I am not very sure what a sub-semigroup is but according to Wikipedia:
The semigroup operation induces an operation on the collection of its subsets: given subsets $A$ and $B$ of a semigroup $S$, their product $A·B$, written commonly as $AB$, is the set $\{ ab | a \in A \text{ and } b \in B \}$. (This notion is defined identically as it is for groups.) 
In terms of this operation, a subset $A$ is called a subsemigroup if $AA$ is a subset of $A$. 
That is they mean $A$ will be a subsemigroup iff $\{a^2|a\in A\}$ is a subset of the set $\{a|a\in A\}$.
I was thinking that since $(\Bbb Z^{+},+)$ is a semigroup, it's subsemigroup $\{1^2,2^2,3^2,...\}$ could be a valid semi-semigroup could be a valid answer. But the problem is that it does not satisfy "closure". Say $2^2+5^2$ isn't an element of $\{1^2,2^2,3^2,...\}$. Any other possible answers to the question?
 A: 
As a quick recap to be on the same page:

*

*A subsemigroup of a semigroup $G$ is a subset $S$ which is closed under the multiplication induced from $G$.

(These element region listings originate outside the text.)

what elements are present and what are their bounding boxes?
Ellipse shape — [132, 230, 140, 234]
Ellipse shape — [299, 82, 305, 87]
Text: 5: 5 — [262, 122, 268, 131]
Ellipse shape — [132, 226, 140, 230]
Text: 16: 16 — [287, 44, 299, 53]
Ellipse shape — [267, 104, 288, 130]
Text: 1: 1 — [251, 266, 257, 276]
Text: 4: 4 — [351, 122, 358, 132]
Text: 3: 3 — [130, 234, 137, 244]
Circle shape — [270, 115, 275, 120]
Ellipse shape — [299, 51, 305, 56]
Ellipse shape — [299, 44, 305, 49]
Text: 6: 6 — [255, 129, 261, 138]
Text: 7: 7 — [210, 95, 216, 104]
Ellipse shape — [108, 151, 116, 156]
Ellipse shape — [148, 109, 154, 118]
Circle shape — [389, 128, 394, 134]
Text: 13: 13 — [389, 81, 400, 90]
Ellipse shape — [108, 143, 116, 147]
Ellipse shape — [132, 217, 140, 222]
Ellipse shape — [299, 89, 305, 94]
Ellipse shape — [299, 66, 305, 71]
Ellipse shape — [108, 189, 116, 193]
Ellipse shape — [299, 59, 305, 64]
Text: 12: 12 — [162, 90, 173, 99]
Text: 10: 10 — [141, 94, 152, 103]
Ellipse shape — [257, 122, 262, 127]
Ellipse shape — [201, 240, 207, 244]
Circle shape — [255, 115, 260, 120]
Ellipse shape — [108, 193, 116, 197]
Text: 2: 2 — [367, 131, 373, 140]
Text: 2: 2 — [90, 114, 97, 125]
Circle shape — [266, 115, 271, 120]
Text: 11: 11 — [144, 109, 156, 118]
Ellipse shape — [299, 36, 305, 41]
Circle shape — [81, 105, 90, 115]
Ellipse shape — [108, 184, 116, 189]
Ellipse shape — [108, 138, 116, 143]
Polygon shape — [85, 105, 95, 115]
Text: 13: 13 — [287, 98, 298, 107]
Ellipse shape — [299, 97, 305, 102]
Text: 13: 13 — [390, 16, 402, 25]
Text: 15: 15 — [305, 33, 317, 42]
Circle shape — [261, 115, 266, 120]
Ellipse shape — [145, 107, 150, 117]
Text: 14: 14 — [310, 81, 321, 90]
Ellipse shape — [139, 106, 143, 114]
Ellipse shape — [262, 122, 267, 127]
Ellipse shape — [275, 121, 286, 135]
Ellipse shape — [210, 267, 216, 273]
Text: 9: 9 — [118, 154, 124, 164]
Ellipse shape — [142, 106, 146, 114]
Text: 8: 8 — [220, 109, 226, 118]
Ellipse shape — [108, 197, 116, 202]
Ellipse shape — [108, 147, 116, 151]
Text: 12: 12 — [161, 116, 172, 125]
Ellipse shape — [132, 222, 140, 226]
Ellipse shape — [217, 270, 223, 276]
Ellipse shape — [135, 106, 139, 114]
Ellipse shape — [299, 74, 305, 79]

This implies that your subsemigroup $(S,\cdot_{|G})$ is also a semigroup in its own right.


*A subgroup of a semigroup $G$ is a subsemigroup which happens to be a group.

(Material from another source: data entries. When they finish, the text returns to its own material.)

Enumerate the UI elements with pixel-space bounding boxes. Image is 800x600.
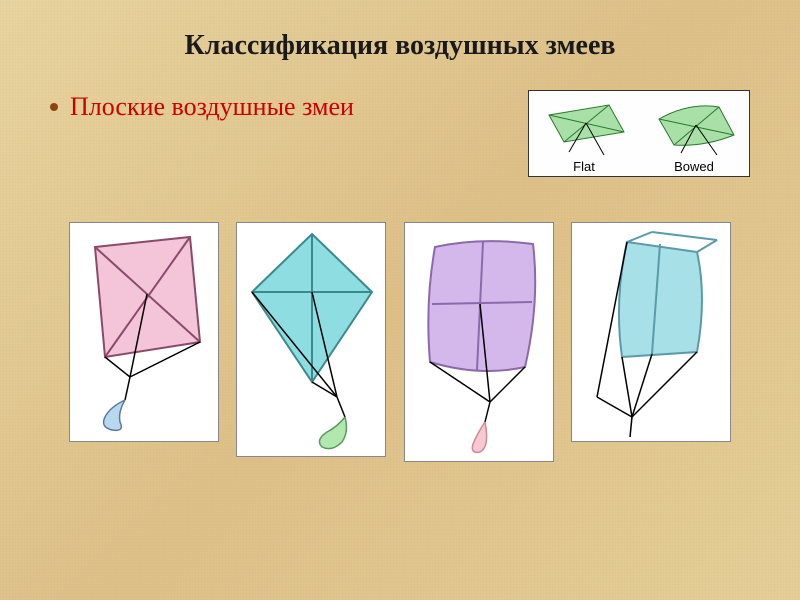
- ref-label-flat: Flat: [573, 159, 595, 174]
- kite-cyan-svg: [237, 222, 385, 457]
- bowed-kite-icon: [649, 97, 739, 157]
- kites-row: [50, 222, 750, 462]
- flat-kite-icon: [539, 97, 629, 157]
- kite-pink-box: [69, 222, 219, 442]
- subtitle-text: Плоские воздушные змеи: [70, 92, 354, 122]
- kite-blue-box-svg: [572, 222, 730, 442]
- kite-purple-box: [404, 222, 554, 462]
- kite-cyan-box: [236, 222, 386, 457]
- ref-label-bowed: Bowed: [674, 159, 714, 174]
- kite-purple-svg: [405, 222, 553, 462]
- kite-pink-svg: [70, 222, 218, 442]
- slide-container: Классификация воздушных змеев Плоские во…: [0, 0, 800, 600]
- ref-kite-bowed: Bowed: [649, 97, 739, 174]
- slide-title: Классификация воздушных змеев: [50, 30, 750, 62]
- ref-kite-flat: Flat: [539, 97, 629, 174]
- kite-blue-box-container: [571, 222, 731, 442]
- bullet-icon: [50, 103, 58, 111]
- bullet-item: Плоские воздушные змеи: [50, 92, 354, 122]
- reference-diagram: Flat Bowed: [528, 90, 750, 177]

As for your question, you can construct many example by hand.
But if you want an example quite natural, but not trivial, I'd suggest going for $(\mathcal{M}_2(\mathbb{R}), \cdot)$ the 2x2-matrix semigroup (over $\mathbb{R}$) with matrix multiplication.
Aside from the trivial subgroup $\{\mathbf{0}\}$, you should be able to find another one which is quite famous (hint: it contains the identity matrix $\mathbf{1}$).
Furthermore, interestingly enough, $\mathcal{M}_2(\mathbb{R})$ contains also an infinite family of subgroups which aren't trivial (and they aren't that hard to describe as a set once you've found them).
A: Any nontrivial group is a semigroup and hence a solution to your question.
If you want a group $G$ which is different from the original semigroup, take $S = G \cup \{0\}$, where $0$ is a new element and define the product by $0$ by setting, for all $s \in S$, $s0= 0s = 0$.